By: Laura Roe Stevens (View Profile)

Having a baby is a wondrous time. It’s filled with overwhelming love and awe for the little person you two have brought into the world. And yet, at the same time, it can be filled with much anxiety and stress. As a new mom, your body is recouping from childbirth and perhaps a C-section, and the little sleep and long days caring for your infant can banish any thoughts of sex. I remember fantasizing about a full night’s sleep when my son was having crying jags every two hours and I was breastfeeding on demand. Poor husbands don’t always understand. Most obstetricians advise women to wait four weeks after delivering vaginally and six weeks after a cesarean before resuming sexual relations. But what if it’s been three months after giving birth and you still can’t muster up the energy? It’s understandable, on the one hand. Perhaps you, too, are breastfeeding on demand every two to three hours? Perhaps your child has colic and you’re enduring long, crying jags daily? The lack of sleep and long days wear you down. But they are also wearing down your relationship with your partner.

 

Any couple who goes two weeks without having sex (exempting the period just after birth, or illness) is currently in a “state of an emergency” in their relationship, says Barbara Bartlik, M.D., assistant professor of psychiatry at Weill Medical College of Cornell University in New York, whose private practice specializes in the treatment of sexual problems.

 

“If it has been more than two weeks without sex, it is an emergency,” explains Bartlik. “That’s because an orgasm releases oxytocin, the bonding hormone.

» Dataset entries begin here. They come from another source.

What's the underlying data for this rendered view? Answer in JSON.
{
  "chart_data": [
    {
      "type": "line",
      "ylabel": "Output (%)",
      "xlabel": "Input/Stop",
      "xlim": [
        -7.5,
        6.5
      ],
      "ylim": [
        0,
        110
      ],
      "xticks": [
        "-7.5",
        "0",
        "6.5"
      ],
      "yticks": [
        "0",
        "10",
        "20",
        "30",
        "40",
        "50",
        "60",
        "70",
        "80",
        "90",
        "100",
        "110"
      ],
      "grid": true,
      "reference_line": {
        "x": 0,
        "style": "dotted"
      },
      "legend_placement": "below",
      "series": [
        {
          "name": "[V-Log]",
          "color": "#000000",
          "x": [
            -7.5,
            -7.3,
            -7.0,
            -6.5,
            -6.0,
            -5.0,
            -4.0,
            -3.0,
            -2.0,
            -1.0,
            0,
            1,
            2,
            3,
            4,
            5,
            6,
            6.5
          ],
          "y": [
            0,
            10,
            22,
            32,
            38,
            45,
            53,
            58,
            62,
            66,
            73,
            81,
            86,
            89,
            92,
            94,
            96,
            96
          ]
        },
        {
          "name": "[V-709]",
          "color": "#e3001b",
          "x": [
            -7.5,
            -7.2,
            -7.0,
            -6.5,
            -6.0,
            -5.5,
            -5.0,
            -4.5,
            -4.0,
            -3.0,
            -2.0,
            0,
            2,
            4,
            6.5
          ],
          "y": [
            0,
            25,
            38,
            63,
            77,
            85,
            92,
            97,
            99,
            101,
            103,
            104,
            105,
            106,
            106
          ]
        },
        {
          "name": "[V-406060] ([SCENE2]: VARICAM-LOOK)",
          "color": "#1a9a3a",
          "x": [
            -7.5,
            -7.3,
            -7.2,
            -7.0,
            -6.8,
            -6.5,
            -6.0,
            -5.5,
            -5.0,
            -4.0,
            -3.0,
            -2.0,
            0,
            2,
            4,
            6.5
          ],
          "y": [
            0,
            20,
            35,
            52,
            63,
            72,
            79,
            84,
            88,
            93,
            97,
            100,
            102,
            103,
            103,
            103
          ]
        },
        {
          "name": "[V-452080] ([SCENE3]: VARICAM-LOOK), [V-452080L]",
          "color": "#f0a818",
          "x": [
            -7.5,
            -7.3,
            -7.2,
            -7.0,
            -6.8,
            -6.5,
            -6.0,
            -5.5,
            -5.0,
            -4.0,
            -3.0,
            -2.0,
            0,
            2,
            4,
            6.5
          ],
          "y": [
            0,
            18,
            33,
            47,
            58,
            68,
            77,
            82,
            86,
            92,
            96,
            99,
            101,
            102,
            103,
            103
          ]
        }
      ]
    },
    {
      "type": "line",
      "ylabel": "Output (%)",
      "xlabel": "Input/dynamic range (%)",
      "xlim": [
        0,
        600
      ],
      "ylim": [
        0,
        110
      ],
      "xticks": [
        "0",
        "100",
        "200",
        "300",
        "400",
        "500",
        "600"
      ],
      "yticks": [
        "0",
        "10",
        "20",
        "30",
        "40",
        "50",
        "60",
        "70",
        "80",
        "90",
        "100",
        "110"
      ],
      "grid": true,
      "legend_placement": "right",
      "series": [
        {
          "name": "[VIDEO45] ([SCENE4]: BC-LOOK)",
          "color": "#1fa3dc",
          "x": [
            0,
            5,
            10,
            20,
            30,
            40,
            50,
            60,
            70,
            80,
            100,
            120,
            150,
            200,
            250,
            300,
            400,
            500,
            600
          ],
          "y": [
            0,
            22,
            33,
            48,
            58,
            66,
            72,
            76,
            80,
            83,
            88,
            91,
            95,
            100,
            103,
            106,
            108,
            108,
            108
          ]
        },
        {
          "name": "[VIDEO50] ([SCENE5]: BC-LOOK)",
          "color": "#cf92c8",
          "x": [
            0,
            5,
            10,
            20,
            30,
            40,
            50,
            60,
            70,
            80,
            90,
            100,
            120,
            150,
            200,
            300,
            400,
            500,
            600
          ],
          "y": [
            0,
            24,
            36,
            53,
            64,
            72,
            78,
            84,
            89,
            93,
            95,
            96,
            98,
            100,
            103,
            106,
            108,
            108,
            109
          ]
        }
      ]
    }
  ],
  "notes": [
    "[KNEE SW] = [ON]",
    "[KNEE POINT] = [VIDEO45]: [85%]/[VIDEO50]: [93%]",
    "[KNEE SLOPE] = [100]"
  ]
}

This hormone actually makes you feel more bonded to one another.”

 

For that reason, Bartlik explains that couples should try to find the time at least once a week—even in those early parenting days. For the other days of the week, luckily, touching will help keep the bonds strong too.

 

“Reach out and touch every day. When you walk by, touch. Hold hands. Give massages. Touching also releases oxytocin. Orgasms, however, bring oxytocin levels up to five times the base line. So even if you don’t feel in the mood, you should do it any way,” Bartlik urges.